I need to apply the reduction of order into differential equation $$\cos^2xy''-6y=0$$where the first solution is of the form $$y_1=(\beta \tan^2x+1)$$ with $\beta \in R$.
I started solving equation with reduction of order, however I don't know how should I use the knowledge of "$\beta \in R$."
$$y_1=(\beta \tan^2x+1)$$ $$y_2=u\cdot y_1=u\cdot(\beta \tan^2x+1)$$ $$y_2'=(u\cdot y_1)'= \dot u(\beta \tan^2x+1)+u(2\beta \cdot \tan x\cdot \sec^2x)$$
$$y_2''= (\dot u(\beta \tan^2x+1)+u(2\beta \cdot \tan x\cdot \sec^2x))'= \ddot u (\beta \tan^2x+1)+ \dot u(4\beta \tan x \cdot \sec^2x) +u(2\beta \sec^4x+4\beta \tan^2x \sec^2x) $$
After inserting $y_2, y_2',y_2''$ into $\cos^2xy''-6y=0$ I got the form where any of the element of the equation want to reduce. Therefore, I would like to ask should I assume do with $\beta$, can I assume that $\beta$ equals for instance 1?

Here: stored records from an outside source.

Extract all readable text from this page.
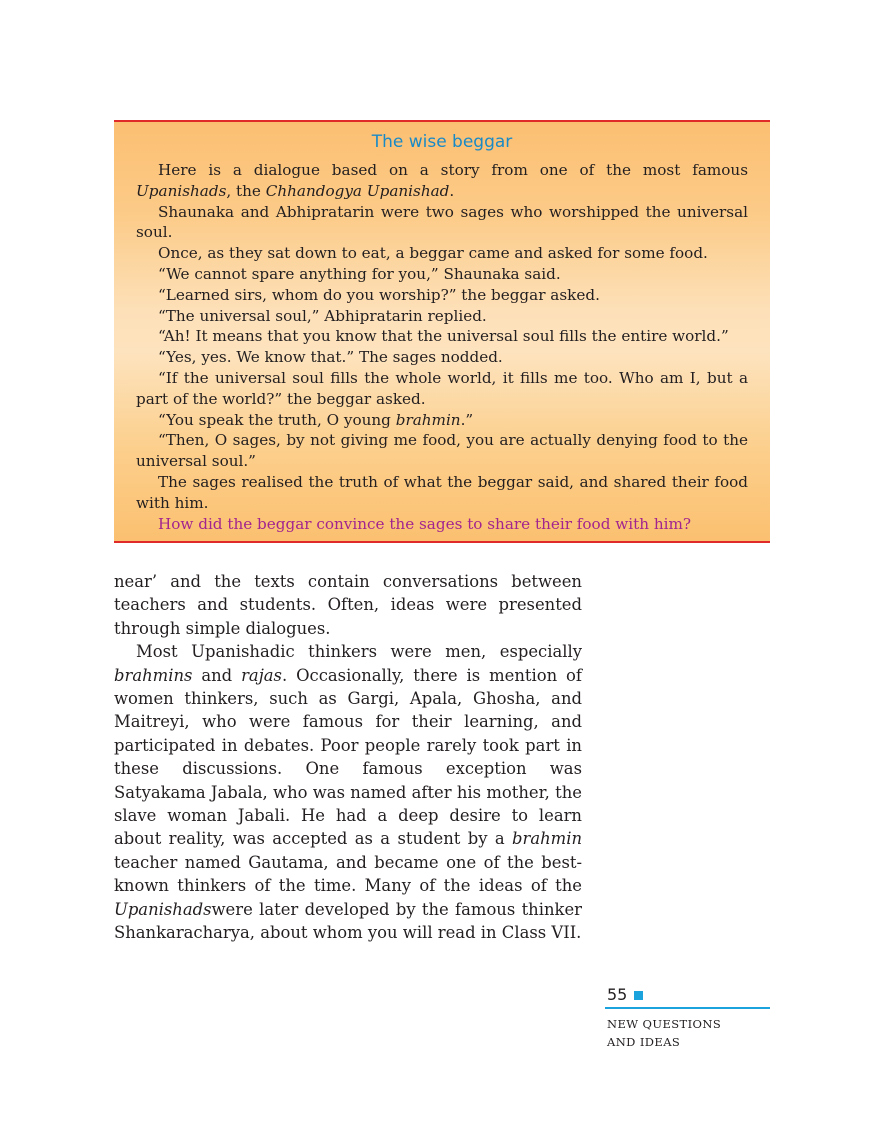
The wise beggar

Here is a dialogue based on a story from one of the most famous Upanishads, the Chhandogya Upanishad.

Shaunaka and Abhipratarin were two sages who worshipped the universal soul.

Once, as they sat down to eat, a beggar came and asked for some food.

“We cannot spare anything for you,” Shaunaka said.

“Learned sirs, whom do you worship?” the beggar asked.

“The universal soul,” Abhipratarin replied.

“Ah! It means that you know that the universal soul fills the entire world.”

“Yes, yes. We know that.” The sages nodded.

“If the universal soul fills the whole world, it fills me too. Who am I, but a part of the world?” the beggar asked.

“You speak the truth, O young brahmin.”

“Then, O sages, by not giving me food, you are actually denying food to the universal soul.”

The sages realised the truth of what the beggar said, and shared their food with him.

How did the beggar convince the sages to share their food with him?

near’ and the texts contain conversations between teachers and students. Often, ideas were presented through simple dialogues.

Most Upanishadic thinkers were men, especially brahmins and rajas. Occasionally, there is mention of women thinkers, such as Gargi, Apala, Ghosha, and Maitreyi, who were famous for their learning, and participated in debates. Poor people rarely took part in these discussions. One famous exception was Satyakama Jabala, who was named after his mother, the slave woman Jabali. He had a deep desire to learn about reality, was accepted as a student by a brahmin teacher named Gautama, and became one of the best-known thinkers of the time. Many of the ideas of the Upanishadswere later developed by the famous thinker Shankaracharya, about whom you will read in Class VII.

55
NEW QUESTIONS
AND IDEAS
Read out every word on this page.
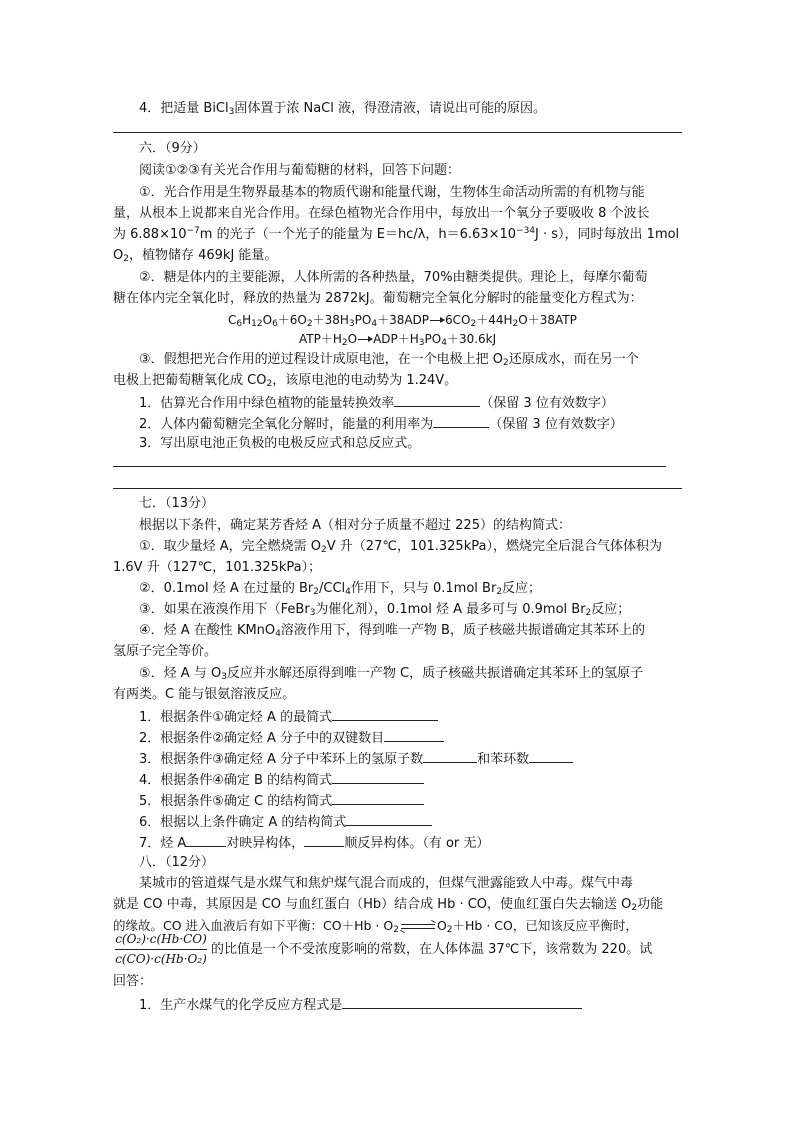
4．把适量 BiCl$_3$固体置于浓 NaCl 液，得澄清液，请说出可能的原因。
六．（9分）
阅读①②③有关光合作用与葡萄糖的材料，回答下问题：
①．光合作用是生物界最基本的物质代谢和能量代谢，生物体生命活动所需的有机物与能
量，从根本上说都来自光合作用。在绿色植物光合作用中，每放出一个氧分子要吸收 8 个波长
为 $6.88\times 10^{-7}m$ 的光子（一个光子的能量为 E＝hc/λ，$h=6.63\times 10^{-34}J \cdot s$），同时每放出 1mol
$O_2$，植物储存 469kJ 能量。
②．糖是体内的主要能源，人体所需的各种热量，70%由糖类提供。理论上，每摩尔葡萄
糖在体内完全氧化时，释放的热量为 2872kJ。葡萄糖完全氧化分解时的能量变化方程式为：
$C_6H_{12}O_6+6O_2+38H_3PO_4+38ADP\to 6CO_2+44H_2O+38ATP$
$ATP+H_2O\to ADP+H_3PO_4+30.6kJ$
③．假想把光合作用的逆过程设计成原电池，在一个电极上把 $O_2$还原成水，而在另一个
电极上把葡萄糖氧化成 $CO_2$，该原电池的电动势为 1.24V。
1．估算光合作用中绿色植物的能量转换效率	（保留 3 位有效数字）
2．人体内葡萄糖完全氧化分解时，能量的利用率为	（保留 3 位有效数字）
3．写出原电池正负极的电极反应式和总反应式。
七．（13分）
根据以下条件，确定某芳香烃 A（相对分子质量不超过 225）的结构简式：
①．取少量烃 A，完全燃烧需 $O_2V$ 升（27℃，101.325kPa），燃烧完全后混合气体体积为
1.6V 升（127℃，101.325kPa）；
②．0.1mol 烃 A 在过量的 $Br_2/CCl_4$作用下，只与 0.1mol $Br_2$反应；
③．如果在液溴作用下（FeBr$_3$为催化剂），0.1mol 烃 A 最多可与 0.9mol $Br_2$反应；
④．烃 A 在酸性 KMnO$_4$溶液作用下，得到唯一产物 B，质子核磁共振谱确定其苯环上的
氢原子完全等价。
⑤．烃 A 与 $O_3$反应并水解还原得到唯一产物 C，质子核磁共振谱确定其苯环上的氢原子
有两类。C 能与银氨溶液反应。
1．根据条件①确定烃 A 的最简式
2．根据条件②确定烃 A 分子中的双键数目
3．根据条件③确定烃 A 分子中苯环上的氢原子数	和苯环数
4．根据条件④确定 B 的结构简式
5．根据条件⑤确定 C 的结构简式
6．根据以上条件确定 A 的结构简式
7．烃 A	对映异构体，	顺反异构体。（有 or 无）
八．（12分）
某城市的管道煤气是水煤气和焦炉煤气混合而成的，但煤气泄露能致人中毒。煤气中毒
就是 CO 中毒，其原因是 CO 与血红蛋白（Hb）结合成 Hb · CO，使血红蛋白失去输送 $O_2$功能
的缘故。CO 进入血液后有如下平衡：$CO+Hb \cdot O_2\rightleftharpoons O_2+Hb$ · CO，已知该反应平衡时，
c(O₂)·c(Hb·CO)
c(CO)·c(Hb·O₂)
的比值是一个不受浓度影响的常数，在人体体温 37℃下，该常数为 220。试
回答：
1．生产水煤气的化学反应方程式是
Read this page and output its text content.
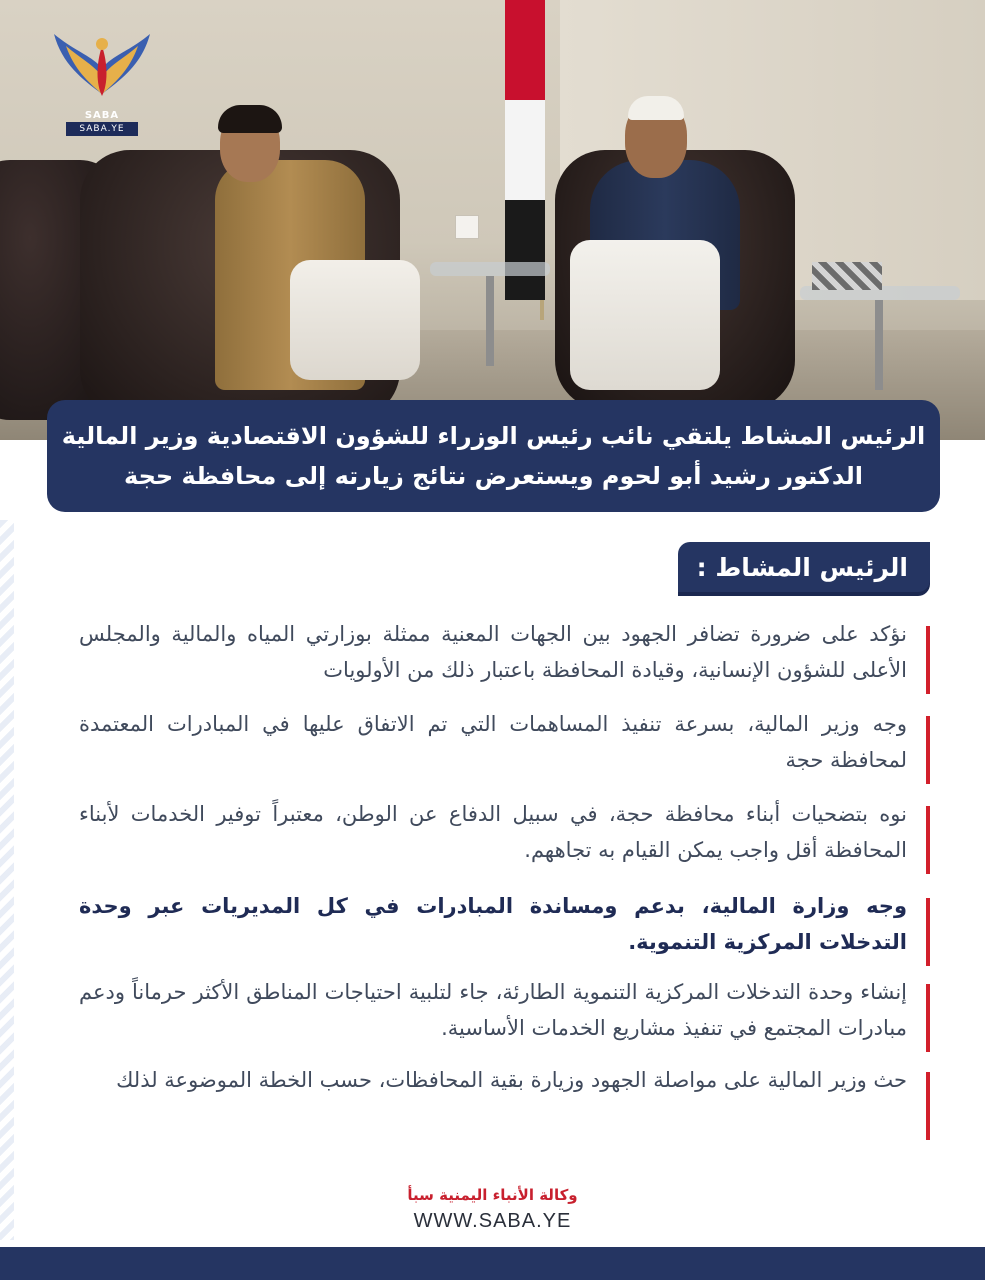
SABA
SABA.YE
الرئيس المشاط يلتقي نائب رئيس الوزراء للشؤون الاقتصادية وزير المالية
الدكتور رشيد أبو لحوم ويستعرض نتائج زيارته إلى محافظة حجة
الرئيس المشاط :
نؤكد على ضرورة تضافر الجهود بين الجهات المعنية ممثلة بوزارتي المياه والمالية والمجلس الأعلى للشؤون الإنسانية، وقيادة المحافظة باعتبار ذلك من الأولويات
وجه وزير المالية، بسرعة تنفيذ المساهمات التي تم الاتفاق عليها في المبادرات المعتمدة لمحافظة حجة
نوه بتضحيات أبناء محافظة حجة، في سبيل الدفاع عن الوطن، معتبراً توفير الخدمات لأبناء المحافظة أقل واجب يمكن القيام به تجاههم.
وجه وزارة المالية، بدعم ومساندة المبادرات في كل المديريات عبر وحدة التدخلات المركزية التنموية.
إنشاء وحدة التدخلات المركزية التنموية الطارئة، جاء لتلبية احتياجات المناطق الأكثر حرماناً ودعم مبادرات المجتمع في تنفيذ مشاريع الخدمات الأساسية.
حث وزير المالية على مواصلة الجهود وزيارة بقية المحافظات، حسب الخطة الموضوعة لذلك
وكالة الأنباء اليمنية سبأ
WWW.SABA.YE
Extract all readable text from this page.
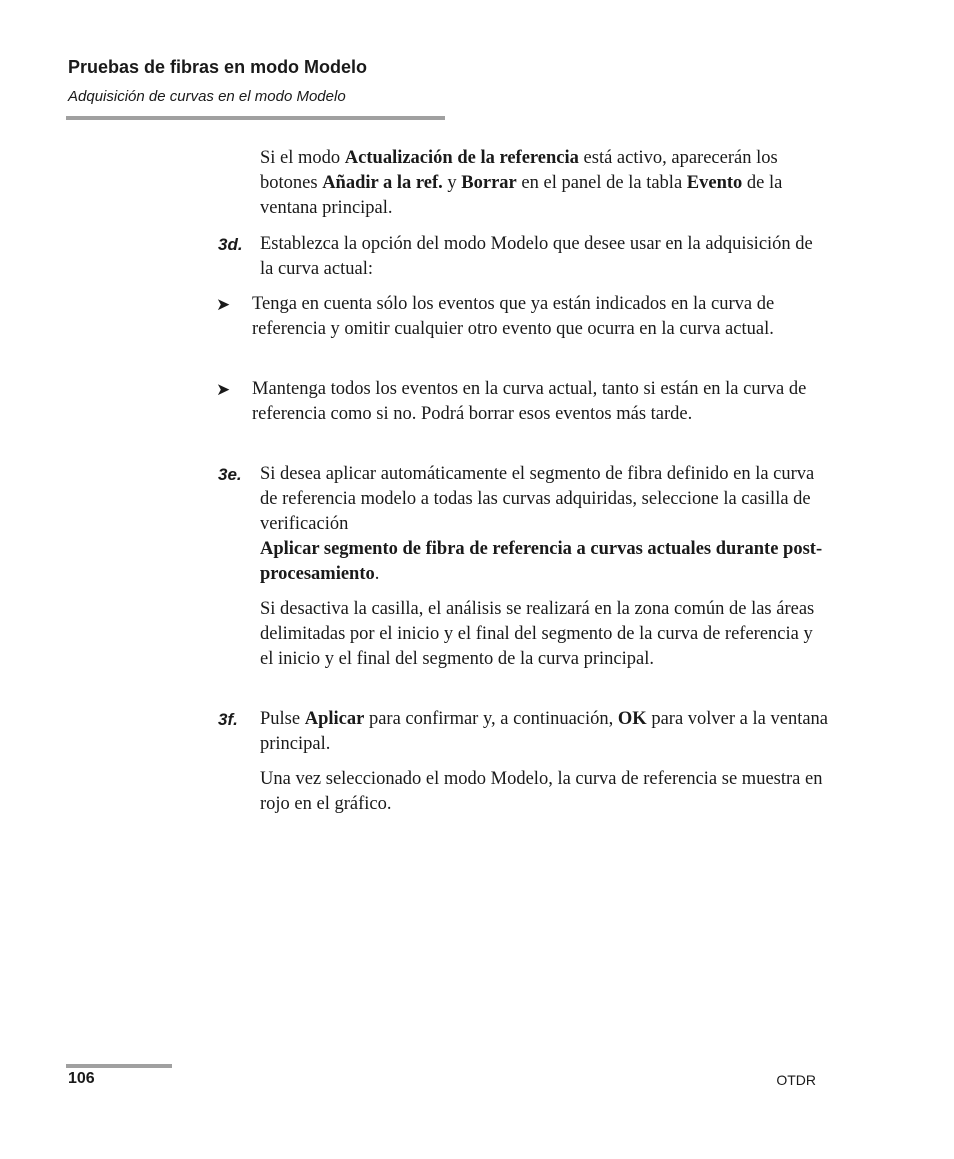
Pruebas de fibras en modo Modelo
Adquisición de curvas en el modo Modelo

Si el modo Actualización de la referencia está activo, aparecerán los botones Añadir a la ref. y Borrar en el panel de la tabla Evento de la ventana principal.

3d. Establezca la opción del modo Modelo que desee usar en la adquisición de la curva actual:

➤ Tenga en cuenta sólo los eventos que ya están indicados en la curva de referencia y omitir cualquier otro evento que ocurra en la curva actual.

➤ Mantenga todos los eventos en la curva actual, tanto si están en la curva de referencia como si no. Podrá borrar esos eventos más tarde.

3e. Si desea aplicar automáticamente el segmento de fibra definido en la curva de referencia modelo a todas las curvas adquiridas, seleccione la casilla de verificación
Aplicar segmento de fibra de referencia a curvas actuales durante post-procesamiento.

Si desactiva la casilla, el análisis se realizará en la zona común de las áreas delimitadas por el inicio y el final del segmento de la curva de referencia y el inicio y el final del segmento de la curva principal.

3f. Pulse Aplicar para confirmar y, a continuación, OK para volver a la ventana principal.

Una vez seleccionado el modo Modelo, la curva de referencia se muestra en rojo en el gráfico.

106	OTDR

What you are doing is too complicated. You know $y_1$ is a solution, you just use that knowledge:
$$y_2=u y_1$$
$$y_2'=u'y_1+u y_1'$$
$$y_2''=u''y_1+2u' y_1'+u y_1''$$
Now substitute in the equation:
$$\cos^2 x~(u''y_1+2u' y_1'+u y_1'')-6 u y_1=0$$
Using the fact that:
$$\cos^2 x~y_1''-6y_1=0$$
We have:
$$\cos^2 x~(u''y_1+2u' y_1')=0$$
Now you only need to compute $y_1'$ (already done) and take $u'=v$ as the new function.
Edit
However, $y_1$ is not a solution for any $\beta$, the OP was right.
To find $\beta$ we need to substitute just $y_1$ in the equation and find for which value of $\beta$ it is correct.
In other words, you need to simplify:
$$\cos^2 x ( \beta \tan^2 x+1)''-6 ( \beta \tan^2 x+1)=0$$
I haven't done this by hand, but Wolfram Alpha gives $\beta=3$.